At the start of Episode 2 of "Loki," TVA officers arrive in Oshkosh, Wisconsin in 1985. They appear at a renaissance faire to track down the miscreant Loki to bring them to justice. The TVA sticks out like a sore thumb at the fair, and there's a woman there to inform them of such. In case you thought that woman looked familiar, you weren't alone. It's none other than comedian and actress Kate Berlant, who has a slew of credits to her name. 

Kate Berlant had her own episode on Netflix's The Characters

Netflix has become a go-to destination for anyone wanting to discover new comedic talent. In addition to numerous stand-up comedy specials from some of the biggest names in the industry, the streaming service also shines a light on emerging talent in the form of various comedy series such as "The Standups." One short-lived Netflix comedy series that had a ton of potential was 2016's "The Characters," in which young stars received their own episodes to showcase what they could accomplish in the form of a sketch variety show. Some of the big names that made it on included Lauren Lapkus, Tim Robinson, and, of course, Kate Berlant.

Berlant's episode sees her adopting the persona of an eccentric artist who attempts to reconcile her pedigree with her current job working on a corporate branding campaign. It brings about the kind of absurdism and academia she became famous for within her stand-up sets. Over the course of 30 minutes, she skewers the modern art world, a realm in which she has plenty of personal experience. Her father is acclaimed artist Tony Berlant, whose work has been on display at LACMA and Kohn Gallery. 

She taught the ways of telemarketing in Sorry to Bother You

2018's "Sorry to Bother You" is one of the most bizarre movies to come out in recent memory. However, beyond all of the absurdism lies a story about the dangers of unfettered capitalism, which keeps workers exploited by the upper classes and the ultra-rich. This idea comes to the surface with the fictional company RegalView, and specifically the three managers who teach the workers how to best sell products. Among the upper crust of the company is Diana DeBauchery, played by Kate Berlant.

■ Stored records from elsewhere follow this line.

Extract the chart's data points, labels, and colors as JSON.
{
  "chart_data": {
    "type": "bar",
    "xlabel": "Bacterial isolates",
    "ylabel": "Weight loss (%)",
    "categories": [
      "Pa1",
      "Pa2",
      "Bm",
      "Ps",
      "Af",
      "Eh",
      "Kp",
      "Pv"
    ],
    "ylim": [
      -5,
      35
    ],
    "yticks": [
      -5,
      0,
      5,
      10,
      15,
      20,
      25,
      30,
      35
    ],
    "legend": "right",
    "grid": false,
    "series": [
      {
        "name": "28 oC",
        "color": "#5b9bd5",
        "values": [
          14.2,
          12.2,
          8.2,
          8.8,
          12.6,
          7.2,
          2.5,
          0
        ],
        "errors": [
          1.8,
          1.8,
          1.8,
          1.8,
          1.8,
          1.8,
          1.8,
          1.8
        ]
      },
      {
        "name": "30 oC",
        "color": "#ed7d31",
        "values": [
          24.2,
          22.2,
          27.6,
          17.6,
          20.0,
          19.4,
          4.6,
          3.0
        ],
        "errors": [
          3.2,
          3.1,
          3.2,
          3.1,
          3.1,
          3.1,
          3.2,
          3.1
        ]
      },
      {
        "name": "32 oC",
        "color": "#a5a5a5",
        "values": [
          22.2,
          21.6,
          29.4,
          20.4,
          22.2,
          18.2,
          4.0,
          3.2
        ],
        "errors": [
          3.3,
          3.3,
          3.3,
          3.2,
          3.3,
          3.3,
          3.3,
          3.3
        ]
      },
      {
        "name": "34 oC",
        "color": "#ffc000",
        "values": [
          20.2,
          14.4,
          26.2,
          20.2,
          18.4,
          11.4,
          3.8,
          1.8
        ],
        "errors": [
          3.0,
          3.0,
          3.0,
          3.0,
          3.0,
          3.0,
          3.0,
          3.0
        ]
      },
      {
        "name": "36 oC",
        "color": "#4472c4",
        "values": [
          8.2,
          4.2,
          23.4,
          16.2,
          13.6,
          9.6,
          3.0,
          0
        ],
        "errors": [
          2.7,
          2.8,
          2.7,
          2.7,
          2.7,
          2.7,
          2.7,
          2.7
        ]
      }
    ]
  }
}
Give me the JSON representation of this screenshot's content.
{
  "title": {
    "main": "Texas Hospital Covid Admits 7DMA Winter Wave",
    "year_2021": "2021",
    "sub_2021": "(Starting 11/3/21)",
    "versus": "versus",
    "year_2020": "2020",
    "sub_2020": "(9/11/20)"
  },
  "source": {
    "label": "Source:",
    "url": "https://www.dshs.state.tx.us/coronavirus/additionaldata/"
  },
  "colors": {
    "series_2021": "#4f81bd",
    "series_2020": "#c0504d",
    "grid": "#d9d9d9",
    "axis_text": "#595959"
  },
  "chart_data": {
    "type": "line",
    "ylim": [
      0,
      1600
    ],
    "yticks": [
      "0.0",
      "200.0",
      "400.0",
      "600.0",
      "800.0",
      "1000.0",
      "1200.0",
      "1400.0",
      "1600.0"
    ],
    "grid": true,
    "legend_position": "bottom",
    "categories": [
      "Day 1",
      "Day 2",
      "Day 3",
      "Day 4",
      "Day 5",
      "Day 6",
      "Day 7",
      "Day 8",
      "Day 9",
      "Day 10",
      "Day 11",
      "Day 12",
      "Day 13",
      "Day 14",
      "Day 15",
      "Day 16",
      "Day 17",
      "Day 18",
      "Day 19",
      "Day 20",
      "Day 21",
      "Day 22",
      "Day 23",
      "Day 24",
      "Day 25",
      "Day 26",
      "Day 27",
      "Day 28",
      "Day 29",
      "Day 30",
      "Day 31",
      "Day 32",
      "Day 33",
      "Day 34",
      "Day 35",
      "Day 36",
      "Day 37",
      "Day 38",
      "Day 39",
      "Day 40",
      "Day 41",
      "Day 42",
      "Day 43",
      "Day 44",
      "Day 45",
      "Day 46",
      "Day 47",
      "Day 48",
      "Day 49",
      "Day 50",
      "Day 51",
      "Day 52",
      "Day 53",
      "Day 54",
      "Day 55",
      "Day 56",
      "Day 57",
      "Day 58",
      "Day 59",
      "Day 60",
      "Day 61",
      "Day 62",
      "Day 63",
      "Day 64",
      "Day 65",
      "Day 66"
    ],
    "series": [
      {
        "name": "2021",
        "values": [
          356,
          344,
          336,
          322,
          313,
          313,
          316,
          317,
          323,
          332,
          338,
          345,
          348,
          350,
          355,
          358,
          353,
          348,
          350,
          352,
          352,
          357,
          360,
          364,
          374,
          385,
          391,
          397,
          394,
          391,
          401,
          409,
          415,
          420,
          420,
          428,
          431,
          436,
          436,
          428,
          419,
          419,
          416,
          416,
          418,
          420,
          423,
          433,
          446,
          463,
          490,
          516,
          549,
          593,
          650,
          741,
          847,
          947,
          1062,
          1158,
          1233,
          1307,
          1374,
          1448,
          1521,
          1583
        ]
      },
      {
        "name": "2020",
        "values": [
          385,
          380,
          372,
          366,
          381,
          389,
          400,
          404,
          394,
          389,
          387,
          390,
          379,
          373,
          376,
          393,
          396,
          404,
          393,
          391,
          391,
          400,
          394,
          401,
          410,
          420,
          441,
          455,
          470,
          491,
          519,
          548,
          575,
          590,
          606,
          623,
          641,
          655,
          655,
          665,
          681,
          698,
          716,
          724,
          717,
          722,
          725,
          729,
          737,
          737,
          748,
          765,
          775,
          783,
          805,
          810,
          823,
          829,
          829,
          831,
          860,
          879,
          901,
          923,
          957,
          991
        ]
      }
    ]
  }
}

Diana is the manager who attempts to convince the workers that they don't have a typical "employee-employer" relationship, and that they're actually more like one big family — which is, of course, untrue. As soon as Diana finishes her speech, Cassius (Lakeith Stanfield) asks if being equal, like members of a family are, means callers get paid the same amount of money as managers do. She's quick to inform him that isn't the case, and the exchange makes for one of the most darkly comic scenes in the entire film. 

Kate Berlant sold movie tickets in Once Upon a Time in Hollywood

"Once Upon a Time in Hollywood" is a unique addition to Quentin Tarantino's filmography. Other than the vague notion of fictional actor Rick Dalton (Leonardo DiCaprio) not wanting to end up a has-been, there's not much in the way of plot. Instead, the film focuses on the majesty of creating and viewing movies. This concept is on full display when Sharon Tate (Margot Robbie) goes to the movie theater to watch a film starring herself. There to sell tickets is Kate Berlant's character, who's incredulous that Sharon is actually a famous movie star. 

Naturally, it's an actor's dream to star in a Quentin Tarantino movie, and for Berlant, the opportunity offered a new experience: actually getting a job from an audition rather than her stand-up work. As she explained to Huff Post, "It's so funny because this is truly the first job I've ever gotten from an audition. Everything I've ever done has been because someone has seen my stand-up and they asked me to do it." 

With stand-up, TV, and movies under her belt, expect to find Kate Berlant in plenty more projects to come.